As far as the sub, I would consider doing the sub crawl test.


----------



## phillihp23 (Mar 14, 2012)

The room looks great. Dimensions of your room are about the same as mine. In fact your colors are very similar. I have my chairs about 10 feet from the screen. about 4 feet from the back of the room.
I just recently moved my 8 inch sub from the back of the room to the front and I found it greatly improved the effect. You do have to re-run adyssey though. As far as echo or bounce from your sub, I cant help there as I dont have my speakers behind a wall or screen. Mine are all out in the open. Im looking to upgrade my subs in the next month or so to (2) SVS PB12 NSD.


----------



## cavchameleon (Jan 7, 2008)

That is a great first dedicated home theater (and many never have that even on their 10th rendition). Great job the way. I agree with the back seating being too close. You may have to reposition your subs for better placement after moving the seats. You will have to re-calibrate as you noticed. If you want the seats further back (I had to do it because of space limitations), as suggested put some 4' acoustic pannels. That's what I did and it made a huge difference (makes it feel like there isn't a wall right behind the seating area).


----------



## FlashJim (May 6, 2006)

"I bought a small little house about 7 years ago when I was 21."

One of the most awesome lines uttered on HTS. Ever.  I wish I had been in a position to do that at that age.

Great looking room. Can you give us a rundown of everything in your rack? I've considered using a rack in my office closet for all of the comm stuff instead of the typical residential structured wiring panel.


----------



## ZaC851 (Jul 18, 2013)

phillihp23 said:


> ...Im looking to upgrade my subs in the next month or so to (2) SVS PB12 NSD.


Same here.

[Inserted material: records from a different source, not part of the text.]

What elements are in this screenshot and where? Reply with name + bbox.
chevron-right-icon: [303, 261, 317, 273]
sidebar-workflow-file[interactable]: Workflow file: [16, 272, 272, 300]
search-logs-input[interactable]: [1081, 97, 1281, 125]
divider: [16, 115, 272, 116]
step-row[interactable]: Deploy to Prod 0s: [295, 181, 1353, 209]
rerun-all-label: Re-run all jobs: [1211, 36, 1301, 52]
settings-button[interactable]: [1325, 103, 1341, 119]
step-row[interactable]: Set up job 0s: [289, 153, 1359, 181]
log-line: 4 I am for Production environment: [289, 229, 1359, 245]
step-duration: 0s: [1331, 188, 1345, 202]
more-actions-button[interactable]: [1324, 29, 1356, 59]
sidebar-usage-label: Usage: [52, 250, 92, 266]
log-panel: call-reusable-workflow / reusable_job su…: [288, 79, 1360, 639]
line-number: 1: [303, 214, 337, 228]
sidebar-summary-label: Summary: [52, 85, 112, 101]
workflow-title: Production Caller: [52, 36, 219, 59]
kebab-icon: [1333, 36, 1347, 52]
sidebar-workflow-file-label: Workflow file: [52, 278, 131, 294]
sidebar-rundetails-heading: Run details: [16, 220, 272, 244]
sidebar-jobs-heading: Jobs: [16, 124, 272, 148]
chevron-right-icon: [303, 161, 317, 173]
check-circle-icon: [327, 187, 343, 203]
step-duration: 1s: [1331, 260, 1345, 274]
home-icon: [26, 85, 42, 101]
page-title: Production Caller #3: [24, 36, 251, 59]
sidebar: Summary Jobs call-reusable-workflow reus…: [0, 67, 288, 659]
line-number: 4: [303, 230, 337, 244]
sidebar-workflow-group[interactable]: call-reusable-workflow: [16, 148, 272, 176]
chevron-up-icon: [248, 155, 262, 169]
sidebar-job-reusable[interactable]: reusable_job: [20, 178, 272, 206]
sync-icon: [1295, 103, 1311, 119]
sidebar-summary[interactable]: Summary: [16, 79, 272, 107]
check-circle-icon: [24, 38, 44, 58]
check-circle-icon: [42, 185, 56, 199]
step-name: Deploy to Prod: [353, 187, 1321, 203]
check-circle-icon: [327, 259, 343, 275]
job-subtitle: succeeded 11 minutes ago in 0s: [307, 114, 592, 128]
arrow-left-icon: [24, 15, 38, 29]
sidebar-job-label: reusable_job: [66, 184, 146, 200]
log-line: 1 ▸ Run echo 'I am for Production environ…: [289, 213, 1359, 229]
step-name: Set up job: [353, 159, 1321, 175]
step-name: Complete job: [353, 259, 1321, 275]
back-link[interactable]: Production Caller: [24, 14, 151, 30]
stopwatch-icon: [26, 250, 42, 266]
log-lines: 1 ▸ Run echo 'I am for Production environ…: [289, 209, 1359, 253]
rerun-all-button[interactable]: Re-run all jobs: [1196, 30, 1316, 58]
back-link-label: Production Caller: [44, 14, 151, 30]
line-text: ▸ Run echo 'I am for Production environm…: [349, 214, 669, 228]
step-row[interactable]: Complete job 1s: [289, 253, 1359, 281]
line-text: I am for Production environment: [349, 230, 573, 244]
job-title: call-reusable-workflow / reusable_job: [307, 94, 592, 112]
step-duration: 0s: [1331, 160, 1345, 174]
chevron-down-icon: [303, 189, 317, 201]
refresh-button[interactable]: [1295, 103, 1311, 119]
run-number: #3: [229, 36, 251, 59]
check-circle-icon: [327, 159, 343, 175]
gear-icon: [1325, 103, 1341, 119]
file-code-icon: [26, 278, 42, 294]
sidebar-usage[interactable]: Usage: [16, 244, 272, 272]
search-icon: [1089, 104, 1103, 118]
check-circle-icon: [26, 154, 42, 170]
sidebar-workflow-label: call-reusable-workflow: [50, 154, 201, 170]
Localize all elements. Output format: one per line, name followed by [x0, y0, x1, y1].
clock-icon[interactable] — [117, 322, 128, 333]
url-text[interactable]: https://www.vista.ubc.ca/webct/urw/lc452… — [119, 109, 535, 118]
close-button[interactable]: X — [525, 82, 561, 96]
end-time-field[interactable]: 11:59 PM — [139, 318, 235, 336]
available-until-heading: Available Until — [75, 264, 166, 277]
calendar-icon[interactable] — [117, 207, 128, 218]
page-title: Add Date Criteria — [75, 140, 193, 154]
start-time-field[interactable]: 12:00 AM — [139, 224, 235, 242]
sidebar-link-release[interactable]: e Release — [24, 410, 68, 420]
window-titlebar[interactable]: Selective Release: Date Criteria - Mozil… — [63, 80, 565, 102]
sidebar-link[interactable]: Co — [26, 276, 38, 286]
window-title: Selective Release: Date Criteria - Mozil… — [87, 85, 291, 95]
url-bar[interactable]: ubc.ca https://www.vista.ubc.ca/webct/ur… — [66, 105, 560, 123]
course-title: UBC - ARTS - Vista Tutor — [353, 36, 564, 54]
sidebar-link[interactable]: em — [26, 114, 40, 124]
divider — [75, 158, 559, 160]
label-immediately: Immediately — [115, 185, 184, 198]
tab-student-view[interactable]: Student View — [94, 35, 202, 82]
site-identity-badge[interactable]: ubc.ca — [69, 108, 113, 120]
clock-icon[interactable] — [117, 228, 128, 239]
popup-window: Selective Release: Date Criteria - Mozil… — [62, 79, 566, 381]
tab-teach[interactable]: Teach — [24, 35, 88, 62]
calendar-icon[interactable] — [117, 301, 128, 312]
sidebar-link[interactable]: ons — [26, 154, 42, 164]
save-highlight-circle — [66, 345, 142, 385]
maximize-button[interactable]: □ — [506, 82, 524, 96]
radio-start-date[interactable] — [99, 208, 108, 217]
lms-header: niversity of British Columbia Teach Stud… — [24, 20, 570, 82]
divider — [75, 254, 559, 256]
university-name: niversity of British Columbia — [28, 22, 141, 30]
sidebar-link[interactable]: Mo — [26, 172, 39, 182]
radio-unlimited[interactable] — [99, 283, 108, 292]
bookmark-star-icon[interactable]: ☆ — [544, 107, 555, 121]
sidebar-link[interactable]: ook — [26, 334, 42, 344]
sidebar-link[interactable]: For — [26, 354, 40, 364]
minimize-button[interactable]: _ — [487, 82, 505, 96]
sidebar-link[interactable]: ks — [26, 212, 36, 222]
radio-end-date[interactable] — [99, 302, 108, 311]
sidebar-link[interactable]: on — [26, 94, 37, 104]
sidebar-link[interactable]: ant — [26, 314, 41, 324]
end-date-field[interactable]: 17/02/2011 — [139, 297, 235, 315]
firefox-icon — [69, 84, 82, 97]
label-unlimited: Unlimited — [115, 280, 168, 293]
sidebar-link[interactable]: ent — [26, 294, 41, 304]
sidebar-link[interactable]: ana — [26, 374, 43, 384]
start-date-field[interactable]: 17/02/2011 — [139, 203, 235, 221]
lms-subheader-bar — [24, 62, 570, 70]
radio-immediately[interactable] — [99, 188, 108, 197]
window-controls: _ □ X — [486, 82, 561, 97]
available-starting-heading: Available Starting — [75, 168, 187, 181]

I would like to do (2) 15s upfront. I will most likely have to build my own ported boxes since I have less than 2ft of depth between the screen and wall, so I need something thats about 20" deep and as tall and wide as I want/need


----------



## mcascio (Dec 5, 2010)

Very nicely done Zac851. You've created a very clean and polished space. I especially like how clean your install of the equipment rack looks. I wish I wasn't moving hardware in and out so much of mine so I could just lock everything down and in place. Great job!


----------